1. Efeitos psicológicos. — São Gregório, Moral. in Job, l. V, c. XLV, p. 1, t. LXXV, col. 724, descreveu-os: Um violento ultraje é feito a um homem, ele ressente a amargura disso e quer vingar-se. Seu coração palpita, ele treme, sua língua embaraça-se, seu rosto torna-se de fogo, seu olho divaga, sua boca profere sons ininteligíveis. Ele lança-se sobre seu adversário e golpeia-o cegamente. Sua razão está muda.

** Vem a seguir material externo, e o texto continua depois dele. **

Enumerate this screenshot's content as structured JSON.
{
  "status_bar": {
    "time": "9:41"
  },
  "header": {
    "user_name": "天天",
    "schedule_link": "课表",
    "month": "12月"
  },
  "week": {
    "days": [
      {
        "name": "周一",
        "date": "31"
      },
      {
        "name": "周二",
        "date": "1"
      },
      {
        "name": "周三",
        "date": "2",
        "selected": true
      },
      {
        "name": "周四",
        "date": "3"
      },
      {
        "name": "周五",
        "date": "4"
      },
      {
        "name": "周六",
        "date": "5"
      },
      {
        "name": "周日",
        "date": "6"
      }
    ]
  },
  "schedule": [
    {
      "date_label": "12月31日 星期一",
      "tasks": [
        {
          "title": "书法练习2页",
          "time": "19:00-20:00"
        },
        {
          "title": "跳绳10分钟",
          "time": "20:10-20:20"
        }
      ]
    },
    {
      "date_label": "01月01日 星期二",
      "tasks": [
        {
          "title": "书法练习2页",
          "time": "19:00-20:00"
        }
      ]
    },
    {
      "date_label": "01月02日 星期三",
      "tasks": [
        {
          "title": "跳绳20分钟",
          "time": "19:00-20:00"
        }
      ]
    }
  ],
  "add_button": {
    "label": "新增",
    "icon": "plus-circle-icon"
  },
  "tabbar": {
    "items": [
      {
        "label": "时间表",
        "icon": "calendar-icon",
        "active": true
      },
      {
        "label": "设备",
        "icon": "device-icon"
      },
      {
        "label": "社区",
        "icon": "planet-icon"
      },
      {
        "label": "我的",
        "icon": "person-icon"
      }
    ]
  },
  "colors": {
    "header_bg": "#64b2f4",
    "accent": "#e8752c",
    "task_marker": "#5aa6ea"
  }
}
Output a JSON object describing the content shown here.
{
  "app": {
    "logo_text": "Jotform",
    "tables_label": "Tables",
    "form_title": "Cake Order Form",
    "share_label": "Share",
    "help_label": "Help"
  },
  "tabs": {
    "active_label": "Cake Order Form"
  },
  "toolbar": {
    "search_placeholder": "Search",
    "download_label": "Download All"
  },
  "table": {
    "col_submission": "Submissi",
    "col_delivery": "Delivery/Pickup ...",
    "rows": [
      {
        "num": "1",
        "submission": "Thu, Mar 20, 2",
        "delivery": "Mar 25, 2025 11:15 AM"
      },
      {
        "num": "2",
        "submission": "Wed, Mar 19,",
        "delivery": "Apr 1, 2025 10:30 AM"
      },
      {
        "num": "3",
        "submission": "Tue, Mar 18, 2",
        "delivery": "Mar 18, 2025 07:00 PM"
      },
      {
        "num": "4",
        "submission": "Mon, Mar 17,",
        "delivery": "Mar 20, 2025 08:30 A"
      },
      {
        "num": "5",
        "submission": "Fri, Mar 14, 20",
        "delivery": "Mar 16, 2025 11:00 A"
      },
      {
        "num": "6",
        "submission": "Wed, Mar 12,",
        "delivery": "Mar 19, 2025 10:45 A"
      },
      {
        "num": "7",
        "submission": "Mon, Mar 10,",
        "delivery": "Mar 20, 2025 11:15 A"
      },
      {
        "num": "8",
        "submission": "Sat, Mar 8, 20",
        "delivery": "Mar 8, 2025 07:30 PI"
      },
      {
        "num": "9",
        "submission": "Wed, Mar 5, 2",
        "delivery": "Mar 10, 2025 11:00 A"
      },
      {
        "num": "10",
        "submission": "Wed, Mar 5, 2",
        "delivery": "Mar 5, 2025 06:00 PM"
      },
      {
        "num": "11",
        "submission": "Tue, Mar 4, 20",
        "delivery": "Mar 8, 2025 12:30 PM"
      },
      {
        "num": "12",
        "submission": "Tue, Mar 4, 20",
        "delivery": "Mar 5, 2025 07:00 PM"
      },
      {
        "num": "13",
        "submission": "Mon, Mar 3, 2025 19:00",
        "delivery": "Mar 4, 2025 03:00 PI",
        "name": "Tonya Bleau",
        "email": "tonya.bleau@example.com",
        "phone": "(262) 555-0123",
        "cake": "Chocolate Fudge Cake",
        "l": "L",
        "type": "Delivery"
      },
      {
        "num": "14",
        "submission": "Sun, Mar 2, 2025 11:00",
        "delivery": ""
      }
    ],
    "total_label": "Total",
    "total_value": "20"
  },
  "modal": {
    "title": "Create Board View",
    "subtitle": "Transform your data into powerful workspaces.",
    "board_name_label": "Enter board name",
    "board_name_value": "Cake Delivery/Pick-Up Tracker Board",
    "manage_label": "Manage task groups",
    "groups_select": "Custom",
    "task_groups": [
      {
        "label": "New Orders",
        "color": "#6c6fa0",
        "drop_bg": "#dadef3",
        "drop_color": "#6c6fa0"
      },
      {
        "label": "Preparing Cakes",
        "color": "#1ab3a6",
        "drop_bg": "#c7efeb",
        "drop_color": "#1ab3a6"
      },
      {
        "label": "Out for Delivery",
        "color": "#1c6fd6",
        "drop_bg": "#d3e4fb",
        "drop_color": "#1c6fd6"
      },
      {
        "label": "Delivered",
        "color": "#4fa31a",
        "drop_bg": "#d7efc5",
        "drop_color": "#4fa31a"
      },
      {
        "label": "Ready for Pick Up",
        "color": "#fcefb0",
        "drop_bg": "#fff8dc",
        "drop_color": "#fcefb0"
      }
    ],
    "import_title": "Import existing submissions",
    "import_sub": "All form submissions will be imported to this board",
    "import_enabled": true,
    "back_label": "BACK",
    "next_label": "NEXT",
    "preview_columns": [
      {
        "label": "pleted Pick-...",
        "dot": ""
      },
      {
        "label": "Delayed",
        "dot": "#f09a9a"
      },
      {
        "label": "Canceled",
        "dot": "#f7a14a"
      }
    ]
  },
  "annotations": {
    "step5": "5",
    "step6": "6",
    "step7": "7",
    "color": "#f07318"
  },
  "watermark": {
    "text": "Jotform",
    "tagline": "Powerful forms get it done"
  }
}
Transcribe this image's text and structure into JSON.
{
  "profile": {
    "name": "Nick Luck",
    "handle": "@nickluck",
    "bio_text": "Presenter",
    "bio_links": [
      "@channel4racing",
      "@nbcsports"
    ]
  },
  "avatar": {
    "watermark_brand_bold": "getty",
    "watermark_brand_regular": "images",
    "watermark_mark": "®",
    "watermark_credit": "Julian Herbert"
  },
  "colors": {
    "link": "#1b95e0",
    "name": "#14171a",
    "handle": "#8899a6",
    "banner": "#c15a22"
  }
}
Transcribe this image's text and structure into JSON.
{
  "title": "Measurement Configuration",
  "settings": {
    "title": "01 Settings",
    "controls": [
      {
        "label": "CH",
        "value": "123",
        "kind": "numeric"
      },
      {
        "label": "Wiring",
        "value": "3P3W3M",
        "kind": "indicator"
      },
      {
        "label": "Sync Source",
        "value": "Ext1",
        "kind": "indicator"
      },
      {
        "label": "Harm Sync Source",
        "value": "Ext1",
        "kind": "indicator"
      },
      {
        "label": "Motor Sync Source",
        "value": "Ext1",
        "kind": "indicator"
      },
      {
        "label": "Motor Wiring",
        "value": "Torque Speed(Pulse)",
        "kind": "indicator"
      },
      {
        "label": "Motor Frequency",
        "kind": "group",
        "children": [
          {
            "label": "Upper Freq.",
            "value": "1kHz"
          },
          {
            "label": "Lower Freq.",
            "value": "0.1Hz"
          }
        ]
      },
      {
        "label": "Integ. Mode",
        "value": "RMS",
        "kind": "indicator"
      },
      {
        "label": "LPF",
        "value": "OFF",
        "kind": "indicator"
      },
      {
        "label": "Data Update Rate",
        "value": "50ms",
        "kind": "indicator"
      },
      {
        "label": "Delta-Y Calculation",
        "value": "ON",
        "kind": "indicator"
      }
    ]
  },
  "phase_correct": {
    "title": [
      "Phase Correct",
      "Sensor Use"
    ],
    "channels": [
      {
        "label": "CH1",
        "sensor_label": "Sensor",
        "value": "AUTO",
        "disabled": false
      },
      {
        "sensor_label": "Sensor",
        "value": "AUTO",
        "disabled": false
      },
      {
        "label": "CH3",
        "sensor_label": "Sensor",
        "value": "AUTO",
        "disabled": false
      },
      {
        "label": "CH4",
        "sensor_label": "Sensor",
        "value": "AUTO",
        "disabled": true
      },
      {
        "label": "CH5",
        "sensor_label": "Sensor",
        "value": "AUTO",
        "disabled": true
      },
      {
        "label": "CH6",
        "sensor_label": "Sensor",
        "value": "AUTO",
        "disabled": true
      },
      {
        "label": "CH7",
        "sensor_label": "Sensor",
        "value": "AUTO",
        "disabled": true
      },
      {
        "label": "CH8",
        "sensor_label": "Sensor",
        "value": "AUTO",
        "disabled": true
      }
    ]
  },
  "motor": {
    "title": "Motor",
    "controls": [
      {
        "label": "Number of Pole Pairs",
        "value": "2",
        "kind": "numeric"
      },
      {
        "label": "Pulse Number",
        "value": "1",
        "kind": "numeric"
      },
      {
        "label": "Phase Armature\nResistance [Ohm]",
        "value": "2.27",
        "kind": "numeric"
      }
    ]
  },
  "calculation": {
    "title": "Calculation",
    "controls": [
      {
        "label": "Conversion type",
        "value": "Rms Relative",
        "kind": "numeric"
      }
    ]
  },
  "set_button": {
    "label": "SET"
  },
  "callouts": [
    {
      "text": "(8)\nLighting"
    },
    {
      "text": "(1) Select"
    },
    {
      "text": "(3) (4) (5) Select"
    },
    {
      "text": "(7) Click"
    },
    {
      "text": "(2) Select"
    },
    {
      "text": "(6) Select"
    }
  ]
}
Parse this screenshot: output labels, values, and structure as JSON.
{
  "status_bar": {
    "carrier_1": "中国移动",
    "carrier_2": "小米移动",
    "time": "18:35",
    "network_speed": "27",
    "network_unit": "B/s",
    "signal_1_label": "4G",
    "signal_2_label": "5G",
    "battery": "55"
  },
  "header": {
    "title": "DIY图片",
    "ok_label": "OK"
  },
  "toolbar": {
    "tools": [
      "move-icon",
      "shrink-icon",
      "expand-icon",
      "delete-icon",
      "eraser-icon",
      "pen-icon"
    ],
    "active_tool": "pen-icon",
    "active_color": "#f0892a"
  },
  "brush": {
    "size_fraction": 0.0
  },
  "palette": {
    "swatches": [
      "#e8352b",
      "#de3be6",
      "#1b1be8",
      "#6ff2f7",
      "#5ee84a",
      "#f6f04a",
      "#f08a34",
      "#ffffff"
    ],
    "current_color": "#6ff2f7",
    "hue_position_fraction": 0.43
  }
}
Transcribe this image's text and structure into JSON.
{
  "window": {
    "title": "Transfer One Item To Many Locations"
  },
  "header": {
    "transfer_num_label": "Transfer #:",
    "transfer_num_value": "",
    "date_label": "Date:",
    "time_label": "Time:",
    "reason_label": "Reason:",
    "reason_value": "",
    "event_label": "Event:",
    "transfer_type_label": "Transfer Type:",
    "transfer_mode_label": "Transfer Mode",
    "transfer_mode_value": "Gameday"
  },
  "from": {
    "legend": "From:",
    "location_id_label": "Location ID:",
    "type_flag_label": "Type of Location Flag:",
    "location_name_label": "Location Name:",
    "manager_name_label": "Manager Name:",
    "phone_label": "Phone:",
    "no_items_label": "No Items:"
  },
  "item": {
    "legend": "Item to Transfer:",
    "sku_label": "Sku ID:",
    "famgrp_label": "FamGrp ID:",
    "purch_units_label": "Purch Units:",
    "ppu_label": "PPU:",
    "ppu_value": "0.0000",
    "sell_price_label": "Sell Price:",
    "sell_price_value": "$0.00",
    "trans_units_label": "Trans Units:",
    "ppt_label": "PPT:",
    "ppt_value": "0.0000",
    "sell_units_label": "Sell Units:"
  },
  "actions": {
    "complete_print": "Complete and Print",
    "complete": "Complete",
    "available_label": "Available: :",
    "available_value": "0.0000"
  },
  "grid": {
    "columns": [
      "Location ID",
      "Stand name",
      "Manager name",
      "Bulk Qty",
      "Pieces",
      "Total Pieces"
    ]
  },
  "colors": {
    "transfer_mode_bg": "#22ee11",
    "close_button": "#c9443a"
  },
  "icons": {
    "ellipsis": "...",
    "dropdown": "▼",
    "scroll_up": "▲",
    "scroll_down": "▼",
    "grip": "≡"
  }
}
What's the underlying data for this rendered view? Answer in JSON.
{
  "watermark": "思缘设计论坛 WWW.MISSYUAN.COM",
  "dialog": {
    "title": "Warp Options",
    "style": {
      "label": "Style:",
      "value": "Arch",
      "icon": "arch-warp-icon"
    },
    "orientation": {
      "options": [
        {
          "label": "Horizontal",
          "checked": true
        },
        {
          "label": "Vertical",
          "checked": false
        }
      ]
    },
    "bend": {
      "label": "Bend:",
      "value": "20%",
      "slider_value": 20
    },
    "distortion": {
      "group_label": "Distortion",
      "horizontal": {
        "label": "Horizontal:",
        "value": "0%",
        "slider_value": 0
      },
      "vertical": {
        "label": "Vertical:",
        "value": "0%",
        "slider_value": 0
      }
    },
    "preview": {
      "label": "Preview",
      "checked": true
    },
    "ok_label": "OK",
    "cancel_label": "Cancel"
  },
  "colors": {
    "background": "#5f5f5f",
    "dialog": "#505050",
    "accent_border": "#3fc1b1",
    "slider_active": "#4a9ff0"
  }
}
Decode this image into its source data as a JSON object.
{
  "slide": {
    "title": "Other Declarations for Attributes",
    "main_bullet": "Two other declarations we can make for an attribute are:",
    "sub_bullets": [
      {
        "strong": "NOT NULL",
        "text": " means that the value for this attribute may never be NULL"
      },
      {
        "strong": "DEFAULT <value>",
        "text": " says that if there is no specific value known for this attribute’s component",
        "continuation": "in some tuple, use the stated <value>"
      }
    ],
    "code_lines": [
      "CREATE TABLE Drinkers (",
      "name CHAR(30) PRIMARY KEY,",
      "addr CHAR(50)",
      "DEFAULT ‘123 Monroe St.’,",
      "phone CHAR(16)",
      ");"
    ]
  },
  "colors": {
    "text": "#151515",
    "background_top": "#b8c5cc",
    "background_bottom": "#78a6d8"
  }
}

Ele golpeia ainda, e saboreia a longos tragos a alegria da vingança. Perturbação excessiva dos sentidos, obscurecimento da razão, alegria da paixão saciada: tais são os três efeitos psicológicos que produz a ira. Sobre a alegria da vingança, veja S. Tomás, ibid., q. XLVIII, a. 1, e sobre a perturbação da razão, a. 3.

— 2. Efeitos fisiológicos. — A ira frequente, quer tenha sido comprimida ou saciada, produz muitas vezes efeitos mórbidos. Cf. Surbled, Vie affective, c. xv, Paris, 1900; Belouino, Des passions, l. IV, c. VII, Lyon, 1852, t. I, p. 227.

II. CONSIDERADA NA ORDEM MORAL. — A ira, como toda paixão, por sua natureza, enquanto simples movimento do apetite irracional, não apresenta nem bem nem mal moral. De outro modo sucede quando ela entra em relação com a vontade, ou, segundo a palavra de São Tomás, Sum. theol., Ia IIae, q. XXIV, a. 4, quando ela participa da vontade e da razão. Ela pode, assim, ser boa ou má, virtude ou vício, e, neste último caso, arrastará frequentemente outros pecados em sua sequência. É o que se produz quanto à ira.

4° Ela pode ser ato de virtude. — É o desejo razoável da vingança. A ira é boa, diz o Doutor Angélico, In Eph., IV, 26, lect. VIII, Opera omnia, Parma, 1862, t. XII, p. 485, «quando ela tende a uma vingança legítima, isto é, quando se entrega à ira quando convém, contra quem convém e na medida devida.» Um pai de família, irritado pela desobediência de seu filho, inflige a este uma forte correção para fazê-lo voltar a si mesmo. Um superior de comunidade, para cumprir seu encargo, castiga publicamente uma infração à regra. S. Tomás, Sum. theol., IIa IIae, q. CLVIII, a. 3. Ou ainda é o zelo, chamando a ira em seu socorro para superar as dificuldades que encontra, hæc ira est bona quæ dicitur per zelum. S. Tomás, ibid., ad 2um. Assim entendida, a ira é um ato de virtude.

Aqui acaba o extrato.